Anacrônico, porque a sociedade evoluiu. A especialização das profissões e o comércio não se estabeleceram por invenção de alguém em particular, muito menos de um governo. Nasceram do senso comum, entre os próprios indivíduos, porque perceberam que este método era mais eficiente na produção e distribuição das riquezas, com inegável melhoria no bem-estar geral. Ora, se um político em pleno ano de 2004, em pleno século 21, anuncia que o mutirão é a melhor forma de se prover casas à população, então é de se perguntar se não é o caso de voltarmos, cada um de nós, a criarmos nossas galinhas, plantarmos nosso feijão e tecermos nossas próprias roupas, como nos tempos pré-medievais.
Ineficiente, porque as pessoas ao serem cooptadas a construírem as suas próprias moradias, deverão trabalhar em detrimento das suas próprias ocupações. Se levarmos em conta que não entendem do ofício da construção, então poderemos comparar seus serviços aos de um auxiliar de pedreiro, se muito. Agora, tomemos, por exemplo, uma eletricista. Se ele trabalha por conta própria, isto é, consertando equipamentos tais como máquinas de lavar e liqüidificadores, e se, por conta de seu ofício, consegue ganhar mais que um auxiliar de pedreiro, então, ao se envolver diretamente com a obra de sua casa, ele estará literalmente pagando para trabalhar, com o mais grave prejuízo de tornar precário o atendimento aos seus clientes.
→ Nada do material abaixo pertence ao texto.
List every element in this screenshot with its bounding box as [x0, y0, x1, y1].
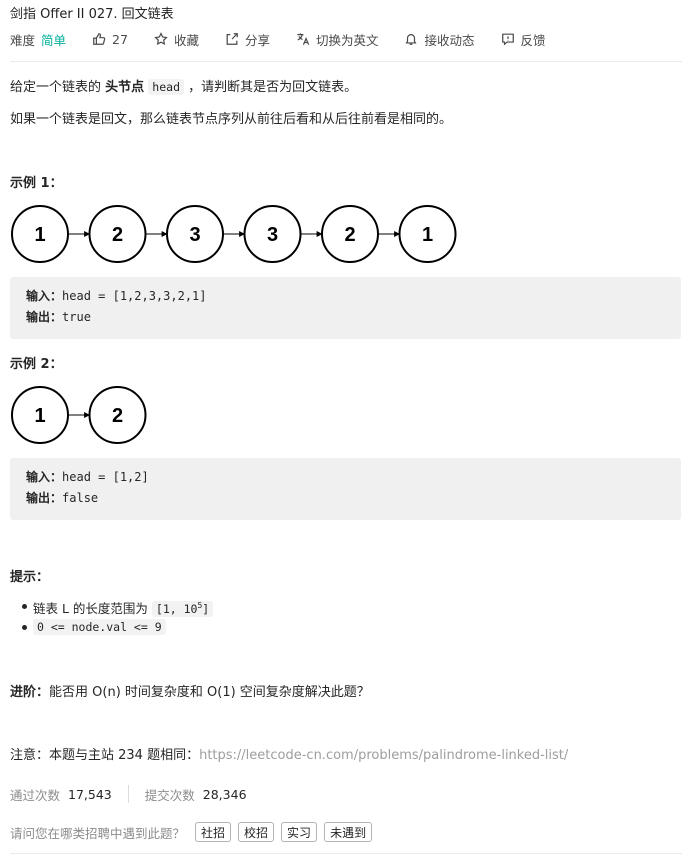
- hint-code-pre: [1, 10: [155, 601, 198, 616]
- list-node-value: 3: [189, 224, 200, 246]
- advanced-label: 进阶：: [10, 685, 50, 700]
- input-label: 输入：: [26, 470, 63, 484]
- list-node-value: 3: [267, 224, 278, 246]
- accepted-label: 通过次数: [10, 787, 61, 803]
- list-node-value: 1: [34, 405, 45, 427]
- survey-question: 请问您在哪类招聘中遇到此题？: [10, 825, 186, 841]
- advanced-text: 能否用 O(n) 时间复杂度和 O(1) 空间复杂度解决此题？: [49, 685, 370, 700]
- note-text: 注意：本题与主站 234 题相同：: [10, 748, 200, 763]
- input-value: head = [1,2]: [62, 470, 149, 484]
- difficulty: 难度 简单: [10, 30, 66, 49]
- survey-option-intern[interactable]: 实习: [281, 822, 318, 842]
- problem-title: 剑指 Offer II 027. 回文链表: [10, 7, 174, 22]
- survey-option-social[interactable]: 社招: [195, 822, 232, 842]
- list-node-value: 2: [112, 224, 123, 246]
- advanced-paragraph: 进阶：能否用 O(n) 时间复杂度和 O(1) 空间复杂度解决此题？: [10, 681, 370, 700]
- thumbs-up-icon: [93, 33, 106, 45]
- footer-divider: [10, 853, 682, 854]
- hint-item: 0 <= node.val <= 9: [21, 616, 213, 637]
- submission-stats: 通过次数 17,543 提交次数 28,346: [10, 784, 247, 804]
- submitted-value: 28,346: [202, 786, 247, 802]
- desc-code: head: [148, 79, 184, 95]
- submitted-label: 提交次数: [144, 787, 195, 803]
- example-2-linked-list: 12: [11, 386, 147, 444]
- example-2-heading: 示例 2：: [10, 357, 63, 372]
- interview-survey: 请问您在哪类招聘中遇到此题？ 社招 校招 实习 未遇到: [10, 822, 379, 842]
- switch-language-button[interactable]: 切换为英文: [296, 30, 379, 49]
- desc-bold: 头节点: [105, 80, 145, 95]
- header-divider: [10, 61, 682, 62]
- output-label: 输出：: [26, 491, 63, 505]
- example-1-heading: 示例 1：: [10, 176, 63, 191]
- translate-icon: [297, 33, 310, 45]
- like-count: 27: [112, 31, 128, 47]
- input-value: head = [1,2,3,3,2,1]: [62, 289, 207, 303]
- subscribe-button[interactable]: 接收动态: [404, 30, 475, 49]
- hint-item: 链表 L 的长度范围为 [1, 105]: [21, 595, 214, 617]
- bell-icon: [405, 34, 418, 45]
- output-value: true: [62, 310, 91, 324]
- list-node-value: 1: [34, 224, 45, 246]
- feedback-label: 反馈: [520, 32, 546, 48]
- example-1-code-block: 输入：head = [1,2,3,3,2,1] 输出：true: [10, 277, 681, 339]
- input-label: 输入：: [26, 289, 63, 303]
- share-icon: [226, 33, 238, 45]
- hints-heading: 提示：: [10, 570, 50, 585]
- feedback-icon: [501, 33, 514, 46]
- like-button[interactable]: 27: [92, 32, 128, 47]
- desc-text: 给定一个链表的: [10, 80, 106, 95]
- hints-list: 链表 L 的长度范围为 [1, 105] 0 <= node.val <= 9: [21, 595, 214, 637]
- switch-language-label: 切换为英文: [315, 32, 379, 48]
- output-label: 输出：: [26, 310, 63, 324]
- hint-text: 链表 L 的长度范围为: [33, 600, 152, 616]
- list-node-value: 1: [422, 224, 433, 246]
- feedback-button[interactable]: 反馈: [501, 30, 546, 49]
- hint-code: [1, 105]: [151, 600, 214, 617]
- favorite-label: 收藏: [173, 32, 199, 48]
- example-2-code-block: 输入：head = [1,2] 输出：false: [10, 458, 681, 520]
- survey-option-campus[interactable]: 校招: [238, 822, 275, 842]
- difficulty-value: 简单: [41, 32, 67, 48]
- hint-code: 0 <= node.val <= 9: [33, 619, 166, 635]
- stats-separator: [127, 785, 129, 803]
- description-paragraph-1: 给定一个链表的 头节点 head ，请判断其是否为回文链表。: [10, 76, 357, 95]
- note-link[interactable]: https://leetcode-cn.com/problems/palindr…: [199, 748, 568, 763]
- desc-text-post: ，请判断其是否为回文链表。: [184, 80, 358, 95]
- list-node-value: 2: [112, 405, 123, 427]
- star-icon: [154, 32, 168, 46]
- favorite-button[interactable]: 收藏: [154, 30, 199, 49]
- share-button[interactable]: 分享: [225, 30, 270, 49]
- survey-option-none[interactable]: 未遇到: [324, 822, 373, 842]
- list-node-value: 2: [344, 224, 355, 246]
- share-label: 分享: [244, 32, 270, 48]
- accepted-value: 17,543: [68, 786, 112, 802]
- example-1-linked-list: 1 2 3 3 2 1: [11, 205, 457, 263]
- subscribe-label: 接收动态: [424, 32, 475, 48]
- note-paragraph: 注意：本题与主站 234 题相同：https://leetcode-cn.com…: [10, 744, 568, 763]
- difficulty-label: 难度: [10, 32, 36, 48]
- hint-code-post: ]: [202, 601, 210, 616]
- problem-meta-bar: 难度 简单 27 收藏 分享 切换为英文 接收动态 反馈: [10, 29, 546, 49]
- description-paragraph-2: 如果一个链表是回文，那么链表节点序列从前往后看和从后往前看是相同的。: [10, 112, 453, 127]
- output-value: false: [62, 491, 99, 505]
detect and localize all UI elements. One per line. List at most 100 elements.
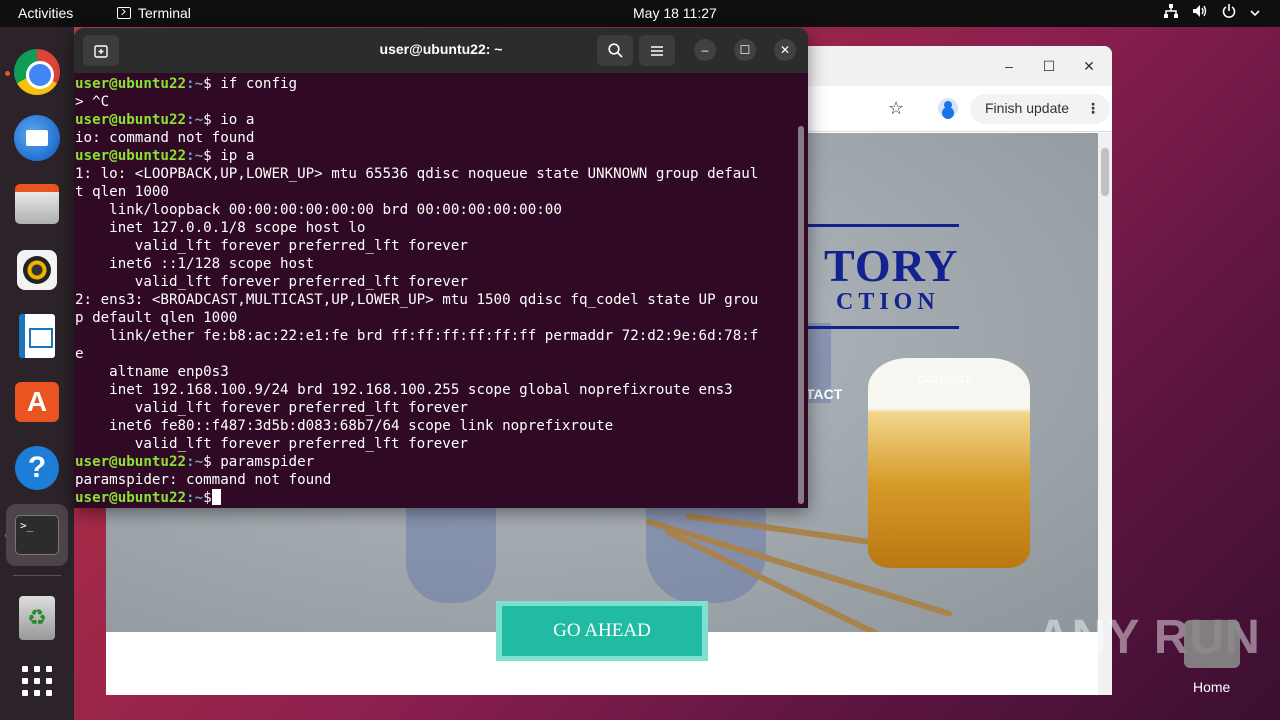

Se ele trabalha como empregado, também terá prejuízo, porque, do horário comercial não poderá se afastar, ou seja, estará disponível para trabalhar somente após seu turno de trabalho, justamente quando se, trabalhando extra para seu patrão, receberia um acréscimo de 50% em seu salário, de acordo com a legislação trabalhista em vigor.
Prejudicial à sociedade, pois esta já conta com um elenco de profissionais do ramo da construção e os coloca em desemprego, com prejuízo para si própria. Quem trabalha no ramo da construção civil passará a sofrer uma concorrência que, além de desleal, prejudica a si mesma, com o resultado de empobrecer a ambos.
Mas, o pior ainda não passou pela nossa análise. O pior ainda está por vir. Trata-se da derrogação, por conveniência do governante, das normas que ele mesmo tem imposto à sociedade, e de sua força produtiva, seu para uso e manipulação. Ora, já vimos que o mais barato, o mais seguro e o mais justo meio de alguém conseguir a sua casa seria por meio da compra. A especialização do trabalho e o comércio têm gerado excedentes de produtividade cada vez mais notáveis, com conseqüências diretas para a melhoria de vida da população. Mas, se as pessoas já não mais conseguem simplesmente comprar as suas moradias e têm de se submeter a um regime de mutirão para vê-las, é porque este excedente tem sido subtraído à força, pelo Estado. De fato, estima-se que pelo menos cinqüenta por cento do valor de um imóvel seja constituído de tributos. Tributos, encargos trabalhistas, juros e burocracia! Aí reside a principal questão: o poder de manipular as forças econômicas da sociedade, para atender aos projetos de um “füehrer”. Sim.
Estamos em plena vigência do “Princípio do Füehrer”, anunciado pelo filósofo e economista Ludwig von Mises. Estamos vivendo em um tempo em que o comércio, ou seja, o conjunto das trocas mutuamente benéficas e realizadas diariamente por opção e escolha de milhões de pessoas, passa a ser deprimido artificialmente, para se sujeitar ao mando de só uma cabeça pensante.